Répondant à la presse, M. Berri a estimé que la situation actuelle était "très dangereuse" et que les parties étaient encore loin d'une solution. Selon lui, si Israël décide d'occuper davantage de territoire libanais, ce pays est susceptible de le faire.
La situation est très dangereuse et toutes les solutions sont encore loin. L'accord-cadre s'est effondré. Si Israël veut s'emparer du territoire, il peut le faire", a déclaré M. Berri.
M. Berri ne s'attend pas non plus à une percée dans les prochains jours. Le président du Parlement libanais a cité la violence continue, dont des enfants tués, ainsi que les activités de remblayage et de démolition.
Ces déclarations ont été faites dans un contexte de tensions continues le long de la frontière libano-israélienne, malgré l'accord-cadre signé par les deux parties à la fin du mois de juin.
L'accord négocié par les États-Unis était autrefois considéré comme la base permettant aux parties de réduire les tensions et de trouver des moyens de résoudre les désaccords entre le Liban et Israël. Cependant, selon M. Berri, la situation réelle actuelle montre que ce processus est dans l'impasse.
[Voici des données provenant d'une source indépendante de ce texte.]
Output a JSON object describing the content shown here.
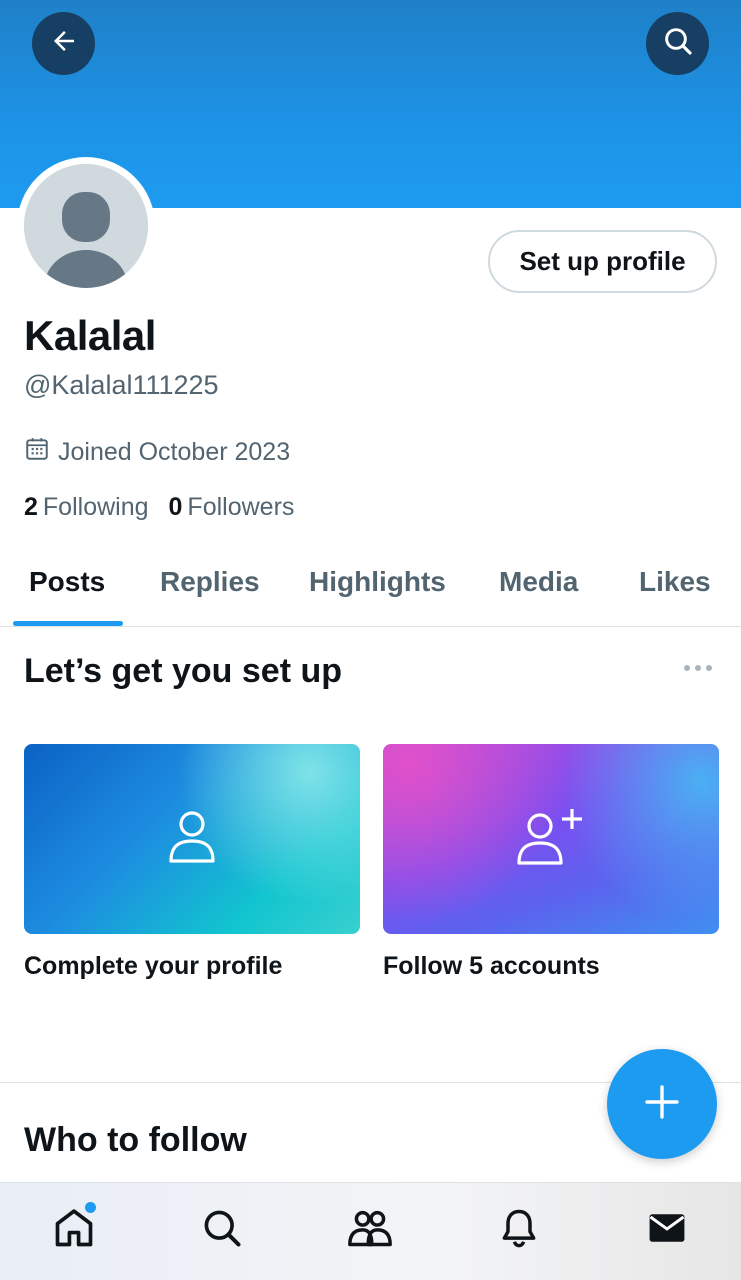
{
  "header": {
    "back_icon": "arrow-left-icon",
    "search_icon": "search-icon",
    "banner_color": "#1d9bf0"
  },
  "profile": {
    "display_name": "Kalalal",
    "handle": "@Kalalal111225",
    "joined": "Joined October 2023",
    "following_count": "2",
    "following_label": "Following",
    "followers_count": "0",
    "followers_label": "Followers",
    "setup_button_label": "Set up profile"
  },
  "tabs": [
    {
      "label": "Posts",
      "active": true
    },
    {
      "label": "Replies",
      "active": false
    },
    {
      "label": "Highlights",
      "active": false
    },
    {
      "label": "Media",
      "active": false
    },
    {
      "label": "Likes",
      "active": false
    }
  ],
  "setup_section": {
    "title": "Let’s get you set up",
    "cards": [
      {
        "label": "Complete your profile",
        "icon": "person-icon"
      },
      {
        "label": "Follow 5 accounts",
        "icon": "person-add-icon"
      }
    ]
  },
  "who_to_follow": {
    "title": "Who to follow"
  },
  "fab": {
    "icon": "plus-icon"
  },
  "bottom_nav": {
    "items": [
      "home-icon",
      "search-icon",
      "communities-icon",
      "notifications-icon",
      "messages-icon"
    ],
    "accent_color": "#1d9bf0"
  }
}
Il est à noter que l'avertissement de M. Berri a été lancé alors qu'Israël continue de mener des opérations militaires dans la zone frontalière. Israël a déclaré que ses opérations visaient à éliminer la menace du Hezbollah, une force armée influente au Liban.
L'annonce de l'effondrement de l'accord-cadre pourrait accroître la pression sur la situation sécuritaire dans la zone frontalière libano-israélienne. Dans sa dernière déclaration, M. Berri a déclaré que les perspectives de parvenir à une solution dans les prochains jours restent très limitées.